In my experience the major

In my experience the major advantage of data-driven design is that it encourages more loosely coupled components.

Well, it encourages coupling components to particular data formats and protocols. Calling this "loose coupling" is an euphemism. I could provide examples about this kind of coupling from my daily practice and those can be served as counterexamples and anti-pattern.

I would like to de-center all this X-centric software ideologies with the assertion that heterogenous systems-of-systems are the norm and not the exception and functionality that couples / translates data and objects and being separated in an own layer foremeost enables components to be components ( like a membrane enables a cell to be an open and autonomous system at the same time ). This is not anymore revolutionary than ORM but a shift in the accent.

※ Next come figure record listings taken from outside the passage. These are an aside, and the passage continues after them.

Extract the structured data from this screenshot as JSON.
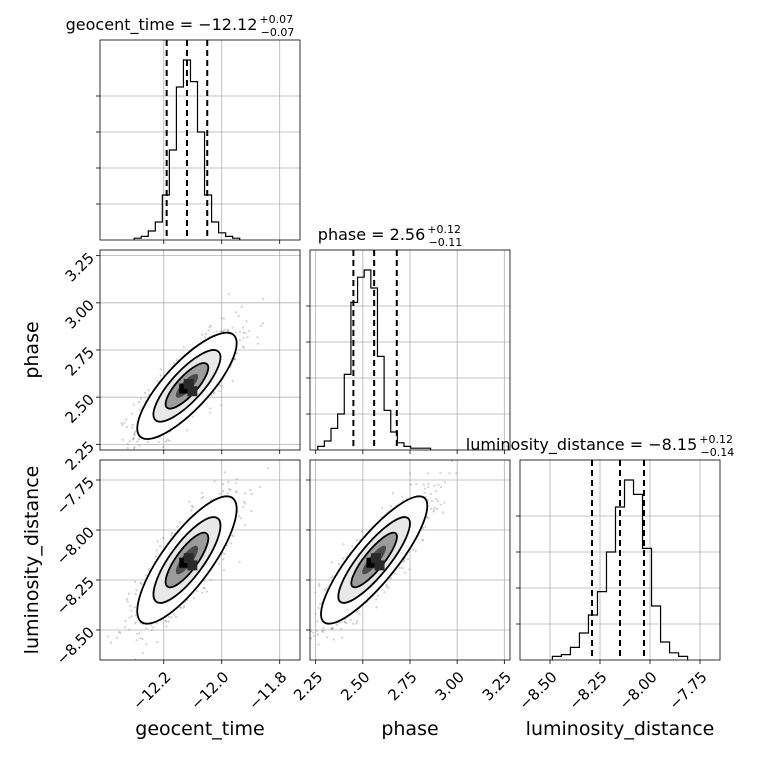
{
  "chart_data": {
    "type": "corner",
    "parameters": [
      {
        "name": "geocent_time",
        "axis_label": "geocent_time",
        "title_main": "geocent_time = −12.12",
        "title_sup": "+0.07",
        "title_sub": "−0.07",
        "median": -12.12,
        "lower": -12.19,
        "upper": -12.05,
        "range": [
          -12.42,
          -11.73
        ],
        "ticks": [
          -12.2,
          -12.0,
          -11.8
        ],
        "tick_labels": [
          "−12.2",
          "−12.0",
          "−11.8"
        ],
        "hist": [
          1,
          2,
          5,
          10,
          25,
          50,
          85,
          100,
          88,
          60,
          25,
          10,
          4,
          2,
          1
        ]
      },
      {
        "name": "phase",
        "axis_label": "phase",
        "title_main": "phase = 2.56",
        "title_sup": "+0.12",
        "title_sub": "−0.11",
        "median": 2.56,
        "lower": 2.45,
        "upper": 2.68,
        "range": [
          2.22,
          3.28
        ],
        "ticks": [
          2.25,
          2.5,
          2.75,
          3.0,
          3.25
        ],
        "tick_labels": [
          "2.25",
          "2.50",
          "2.75",
          "3.00",
          "3.25"
        ],
        "hist": [
          2,
          5,
          12,
          20,
          42,
          82,
          96,
          100,
          90,
          52,
          22,
          10,
          4,
          2,
          1,
          1,
          1
        ]
      },
      {
        "name": "luminosity_distance",
        "axis_label": "luminosity_distance",
        "title_main": "luminosity_distance = −8.15",
        "title_sup": "+0.12",
        "title_sub": "−0.14",
        "median": -8.15,
        "lower": -8.29,
        "upper": -8.03,
        "range": [
          -8.65,
          -7.65
        ],
        "ticks": [
          -8.5,
          -8.25,
          -8.0,
          -7.75
        ],
        "tick_labels": [
          "−8.50",
          "−8.25",
          "−8.00",
          "−7.75"
        ],
        "hist": [
          2,
          3,
          7,
          15,
          25,
          38,
          60,
          85,
          100,
          92,
          62,
          30,
          10,
          4,
          2
        ]
      }
    ],
    "pairs": [
      {
        "x": "geocent_time",
        "y": "phase",
        "correlation": 0.8
      },
      {
        "x": "geocent_time",
        "y": "luminosity_distance",
        "correlation": 0.8
      },
      {
        "x": "phase",
        "y": "luminosity_distance",
        "correlation": 0.85
      }
    ],
    "quantiles": [
      0.16,
      0.5,
      0.84
    ],
    "grid": true
  }
}
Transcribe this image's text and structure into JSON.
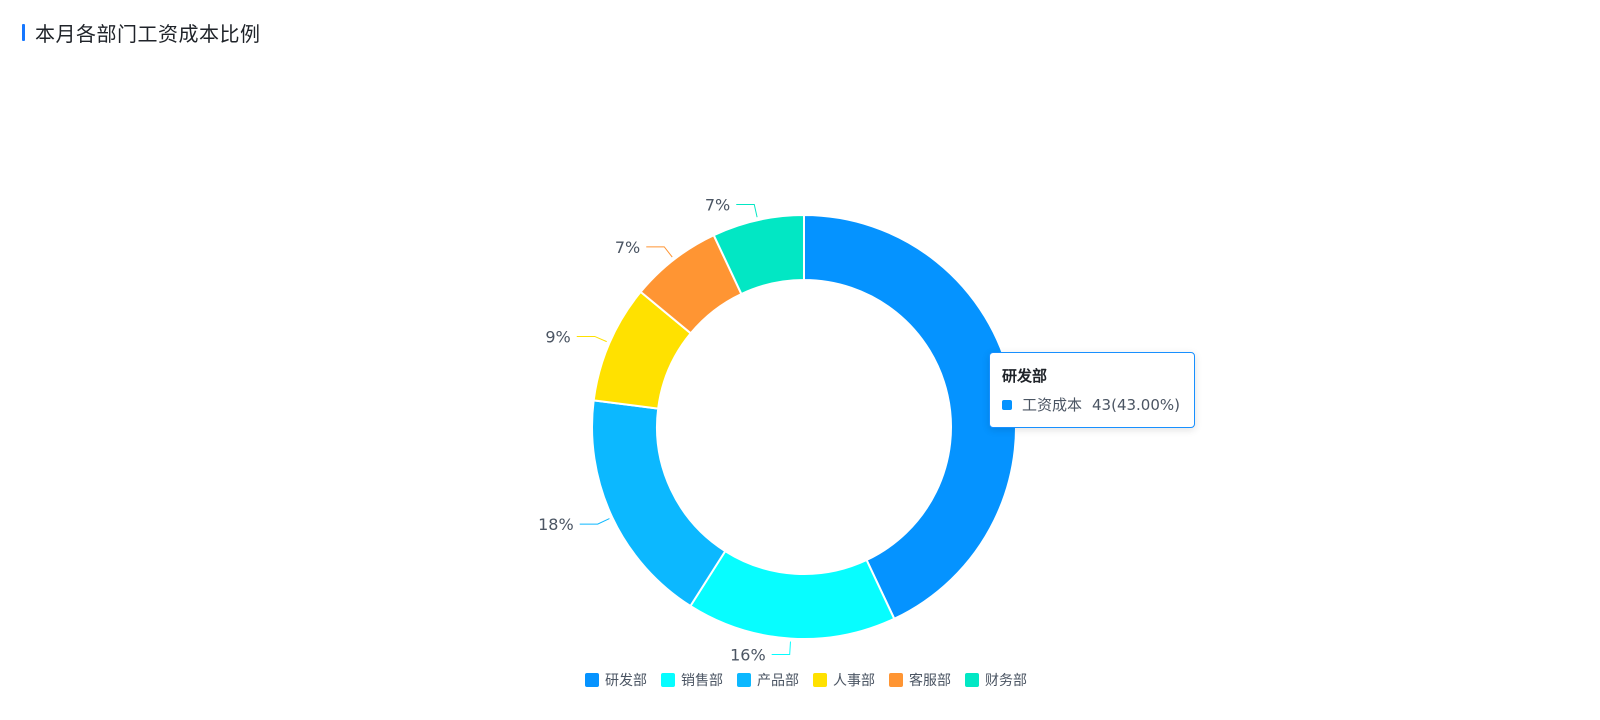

Well, it encourages coupling

Well, it encourages coupling components to particular data formats and protocols. Calling this "loose coupling" is an euphemism.

i see a valid euphemism (here, did it again) in differentiating coupling as a quality measure from a system architectural point of view.

coupling components through protocols tends to yield a different component design, as compared to coupling components through interwoven logics.

i absolutely agree that the point is kind of moot, as neither of the x-centric approaches forces you to do things in the wrong way.

i do not agree though that this shift in the accent is valid, contrary to peripheral technology like ORM - component design is the central engineering aspect of software development, and in my opinion and experience stronger emphasis on component borders in language and design is a good thing.

i am with the agile crowd here: sometimes, pain is good for you.